Nesta etapa inicial de implementação do marco regulatório, as diretrizes aplicam-se a aeronaves com peso máximo de decolagem de até 5.670 kg.
Três níveis de certificação por porte
Para garantir que as exigências sejam proporcionais à complexidade e ao risco de cada operação, a norma segmenta o processo de certificação em três níveis, definidos pela capacidade de transporte de passageiros:
- Nível 1: Aeronaves projetadas para até 1 passageiro;
- Nível 2: Modelos voltados para 2 a 6 passageiros;
- Nível 3: Equipamentos de maior porte, destinados a 7 a 9 passageiros.
Matriz de risco e tolerância a falhas críticas
Além da classificação por capacidade, o regulamento estabelece uma matriz rigorosa para a análise de segurança dos sistemas embarcados, dividindo eventuais falhas em cinco categorias: sem efeito, menor, maior, perigosa e catastrófica.
Para os cenários classificados como catastróficos, foram impostos limites máximos de probabilidade de ocorrência extremamente restritivos:
- Nível 1: Menos de uma ocorrência a cada 10 milhões de horas de voo;
- Nível 2: Menos de uma ocorrência a cada 100 milhões de horas de voo;
- Nível 3: Menos de uma ocorrência a cada 1 bilhão de horas de voo.
A regra determina expressamente que nenhuma falha isolada possa levar a uma condição catastrófica, exigindo altos níveis de redundância nos sistemas elétricos e aviônicos integrados.
Maturidade regulatória e impactos no setor elétrico
A publicação consolida um processo iniciado com estudos técnicos da ANAC e ampla consulta setorial realizada em 2025, que contou com contribuições de fabricantes e autoridades internacionais.
Para o setor de energia, o avanço normativo entre Brasil e Estados Unidos é um divisor de águas.
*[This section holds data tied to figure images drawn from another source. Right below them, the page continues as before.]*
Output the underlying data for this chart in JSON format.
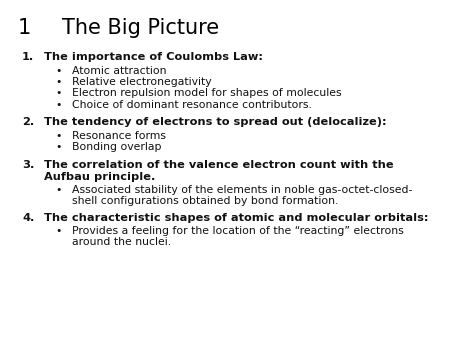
{
  "title_number": "1",
  "title_text": "The Big Picture",
  "background_color": "#ffffff",
  "title_fontsize": 15,
  "title_color": "#000000",
  "sections": [
    {
      "number": "1.",
      "heading": "The importance of Coulombs Law:",
      "heading_lines": 1,
      "bullets": [
        "Atomic attraction",
        "Relative electronegativity",
        "Electron repulsion model for shapes of molecules",
        "Choice of dominant resonance contributors."
      ],
      "bullet_lines": [
        1,
        1,
        1,
        1
      ]
    },
    {
      "number": "2.",
      "heading": "The tendency of electrons to spread out (delocalize):",
      "heading_lines": 1,
      "bullets": [
        "Resonance forms",
        "Bonding overlap"
      ],
      "bullet_lines": [
        1,
        1
      ]
    },
    {
      "number": "3.",
      "heading": "The correlation of the valence electron count with the\nAufbau principle.",
      "heading_lines": 2,
      "bullets": [
        "Associated stability of the elements in noble gas-octet-closed-\nshell configurations obtained by bond formation."
      ],
      "bullet_lines": [
        2
      ]
    },
    {
      "number": "4.",
      "heading": "The characteristic shapes of atomic and molecular orbitals:",
      "heading_lines": 1,
      "bullets": [
        "Provides a feeling for the location of the “reacting” electrons\naround the nuclei."
      ],
      "bullet_lines": [
        2
      ]
    }
  ],
  "heading_fontsize": 8.2,
  "bullet_fontsize": 7.8,
  "text_color": "#111111"
}
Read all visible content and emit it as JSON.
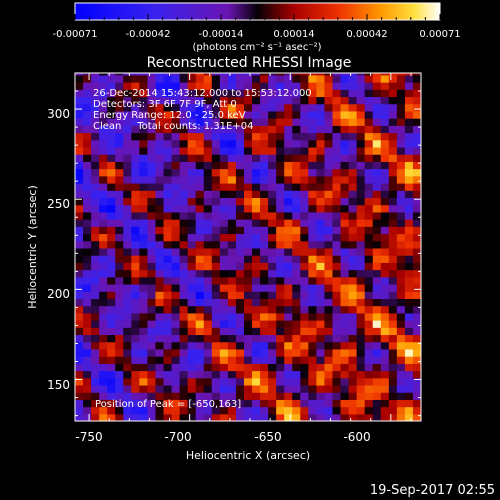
{
  "colorbar": {
    "ticks": [
      "-0.00071",
      "-0.00042",
      "-0.00014",
      "0.00014",
      "0.00042",
      "0.00071"
    ],
    "units": "(photons cm⁻² s⁻¹ asec⁻²)",
    "min": -0.00071,
    "max": 0.00071
  },
  "chart_data": {
    "type": "heatmap",
    "title": "Reconstructed RHESSI Image",
    "xlabel": "Heliocentric X (arcsec)",
    "ylabel": "Heliocentric Y (arcsec)",
    "xlim": [
      -757,
      -585
    ],
    "ylim": [
      127,
      320
    ],
    "x_ticks": [
      -750,
      -700,
      -650,
      -600
    ],
    "y_ticks": [
      150,
      200,
      250,
      300
    ],
    "annotations": [
      "26-Dec-2014 15:43:12.000 to 15:53:12.000",
      "Detectors: 3F 6F 7F 9F, Att 0",
      "Energy Range: 12.0 - 25.0 keV",
      "Clean     Total counts: 1.31E+04"
    ],
    "peak_label": "Position of Peak = [-650,163]",
    "peak": [
      -650,
      163
    ],
    "grid": false,
    "colormap": "blue-violet-black-red-orange-yellow-white",
    "pixel_size_arcsec": 4
  },
  "timestamp": "19-Sep-2017 02:55"
}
Ao dar previsibilidade regulatória para a frota de mobilidade aérea urbana, o marco acelera a necessidade de planejamento de infraestrutura em solo. A viabilidade operacional dos eVTOLs dependerá da estruturação de vertiportos equipados com estações de recarga de altíssima potência, exigindo soluções de gestão de demanda na rede de distribuição, integração de sistemas de armazenamento em baterias (BESS) e forte aporte em transição energética urbana.